Impact of abiotic factors on predator-prey interactions: DNA-based gut content analysis in a microcosm experiment
Published online by Cambridge University Press: 28 April 2008
The effects of predators on prey populations can be modified by a number of abiotic factors. Here, we investigated the combined and separate effects of rain and ground-dwelling predators on aphid populations in a microcosm experiment lasting for 21 days, using PCR to analyse the gut content of the predators. Rain significantly dislodged aphids from shoots and ears by 57% and 25%, respectively. The gut content analysis showed that more predators consumed aphids in the rain treatment than without rain, indicating higher availability of aphids to ground-dwelling predators after rain.
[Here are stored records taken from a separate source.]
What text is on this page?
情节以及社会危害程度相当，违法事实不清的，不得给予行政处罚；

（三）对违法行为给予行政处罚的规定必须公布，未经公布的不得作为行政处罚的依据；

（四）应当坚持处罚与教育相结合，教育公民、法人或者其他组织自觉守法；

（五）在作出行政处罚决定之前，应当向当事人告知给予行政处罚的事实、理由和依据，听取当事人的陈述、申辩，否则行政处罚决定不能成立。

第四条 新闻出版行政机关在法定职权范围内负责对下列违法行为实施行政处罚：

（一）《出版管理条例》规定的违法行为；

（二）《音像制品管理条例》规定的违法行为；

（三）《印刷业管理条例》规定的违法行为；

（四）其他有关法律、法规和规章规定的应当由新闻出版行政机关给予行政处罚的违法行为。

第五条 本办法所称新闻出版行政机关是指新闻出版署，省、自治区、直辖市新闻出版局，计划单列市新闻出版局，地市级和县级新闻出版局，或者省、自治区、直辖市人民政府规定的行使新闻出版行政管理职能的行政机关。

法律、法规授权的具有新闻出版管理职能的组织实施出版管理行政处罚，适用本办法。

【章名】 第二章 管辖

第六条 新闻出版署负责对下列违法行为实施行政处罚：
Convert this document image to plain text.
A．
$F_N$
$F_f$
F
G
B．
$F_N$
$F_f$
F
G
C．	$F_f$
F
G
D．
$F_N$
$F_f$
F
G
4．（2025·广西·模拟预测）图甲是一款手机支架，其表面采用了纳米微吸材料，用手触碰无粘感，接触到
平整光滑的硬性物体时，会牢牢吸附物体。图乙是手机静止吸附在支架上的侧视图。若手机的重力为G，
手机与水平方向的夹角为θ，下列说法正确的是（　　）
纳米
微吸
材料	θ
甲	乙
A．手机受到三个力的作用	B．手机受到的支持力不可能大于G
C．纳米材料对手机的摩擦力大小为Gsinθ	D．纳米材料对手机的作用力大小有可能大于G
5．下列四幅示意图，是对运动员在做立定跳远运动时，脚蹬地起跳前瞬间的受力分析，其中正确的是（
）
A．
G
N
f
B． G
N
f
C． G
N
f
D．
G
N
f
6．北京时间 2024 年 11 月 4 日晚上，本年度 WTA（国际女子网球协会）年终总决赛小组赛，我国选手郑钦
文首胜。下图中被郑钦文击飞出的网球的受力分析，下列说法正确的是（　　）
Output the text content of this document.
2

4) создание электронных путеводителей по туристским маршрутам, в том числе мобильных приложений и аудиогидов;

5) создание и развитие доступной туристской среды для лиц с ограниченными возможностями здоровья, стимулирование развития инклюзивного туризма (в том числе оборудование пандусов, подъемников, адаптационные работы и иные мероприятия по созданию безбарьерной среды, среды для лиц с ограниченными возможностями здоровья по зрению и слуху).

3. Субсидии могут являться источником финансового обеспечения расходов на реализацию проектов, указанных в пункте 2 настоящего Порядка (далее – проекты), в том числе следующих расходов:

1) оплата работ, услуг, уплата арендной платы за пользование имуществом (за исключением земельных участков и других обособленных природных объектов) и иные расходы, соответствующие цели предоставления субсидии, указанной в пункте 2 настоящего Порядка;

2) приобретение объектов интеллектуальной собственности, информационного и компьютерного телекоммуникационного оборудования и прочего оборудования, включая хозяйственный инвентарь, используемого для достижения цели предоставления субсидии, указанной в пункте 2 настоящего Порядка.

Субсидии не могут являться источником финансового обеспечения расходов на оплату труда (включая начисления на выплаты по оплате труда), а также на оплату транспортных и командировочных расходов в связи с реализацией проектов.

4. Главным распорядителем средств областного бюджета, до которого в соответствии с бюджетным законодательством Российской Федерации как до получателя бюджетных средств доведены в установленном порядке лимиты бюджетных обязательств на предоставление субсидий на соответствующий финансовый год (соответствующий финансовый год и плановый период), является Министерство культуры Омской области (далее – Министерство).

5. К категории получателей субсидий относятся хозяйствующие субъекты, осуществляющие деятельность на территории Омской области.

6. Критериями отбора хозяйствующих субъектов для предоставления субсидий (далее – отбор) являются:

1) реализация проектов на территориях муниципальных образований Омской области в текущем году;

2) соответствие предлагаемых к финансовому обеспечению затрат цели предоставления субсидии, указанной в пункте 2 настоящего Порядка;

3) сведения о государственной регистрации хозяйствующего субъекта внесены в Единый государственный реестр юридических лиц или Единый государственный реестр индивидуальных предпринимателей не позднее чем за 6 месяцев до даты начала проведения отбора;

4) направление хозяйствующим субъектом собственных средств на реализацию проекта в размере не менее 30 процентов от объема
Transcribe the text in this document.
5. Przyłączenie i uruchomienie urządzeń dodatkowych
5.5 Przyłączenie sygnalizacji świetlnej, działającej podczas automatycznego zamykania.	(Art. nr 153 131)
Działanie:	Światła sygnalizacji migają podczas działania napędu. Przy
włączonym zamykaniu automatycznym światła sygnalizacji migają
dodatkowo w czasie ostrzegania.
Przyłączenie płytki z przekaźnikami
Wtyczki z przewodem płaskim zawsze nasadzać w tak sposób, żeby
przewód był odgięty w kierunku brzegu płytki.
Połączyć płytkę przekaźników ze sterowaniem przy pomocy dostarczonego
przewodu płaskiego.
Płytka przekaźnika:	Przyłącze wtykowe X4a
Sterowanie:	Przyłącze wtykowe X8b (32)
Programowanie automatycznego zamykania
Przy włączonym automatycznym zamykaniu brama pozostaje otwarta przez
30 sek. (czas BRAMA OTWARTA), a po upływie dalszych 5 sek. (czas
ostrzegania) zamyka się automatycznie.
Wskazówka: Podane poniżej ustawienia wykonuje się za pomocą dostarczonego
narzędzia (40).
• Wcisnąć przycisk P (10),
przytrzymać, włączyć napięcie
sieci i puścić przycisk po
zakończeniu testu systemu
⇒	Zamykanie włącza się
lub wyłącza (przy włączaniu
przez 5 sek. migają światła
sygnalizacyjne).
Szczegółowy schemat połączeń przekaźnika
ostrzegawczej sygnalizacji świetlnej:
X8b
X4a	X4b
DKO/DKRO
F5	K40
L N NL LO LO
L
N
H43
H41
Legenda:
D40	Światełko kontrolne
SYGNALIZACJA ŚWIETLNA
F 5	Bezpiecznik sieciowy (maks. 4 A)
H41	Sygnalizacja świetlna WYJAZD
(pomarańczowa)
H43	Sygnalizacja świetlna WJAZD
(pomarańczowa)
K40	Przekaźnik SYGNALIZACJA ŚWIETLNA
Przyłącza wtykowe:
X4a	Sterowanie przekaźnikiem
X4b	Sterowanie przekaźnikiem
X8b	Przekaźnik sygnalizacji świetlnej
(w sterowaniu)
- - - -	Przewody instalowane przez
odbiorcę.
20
However, no synergistic effects of rain and ground-dwelling predators on aphid population development could be demonstrated. Rain alone significantly decreased aphid populations by 27%, suggesting that this is a significant mortality factor. Predators alone had no significant effect on aphid numbers, but the gut content analyses showed aphid consumption also in the no-rain treatments, indicating that aphids were available to the predators on the soil surface even without rain. Our results suggest that weather conditions such as rain can modify predator-prey interactions in the field. Employing PCR-based predator gut content analyses proved to be useful as trophic links could be directly verified.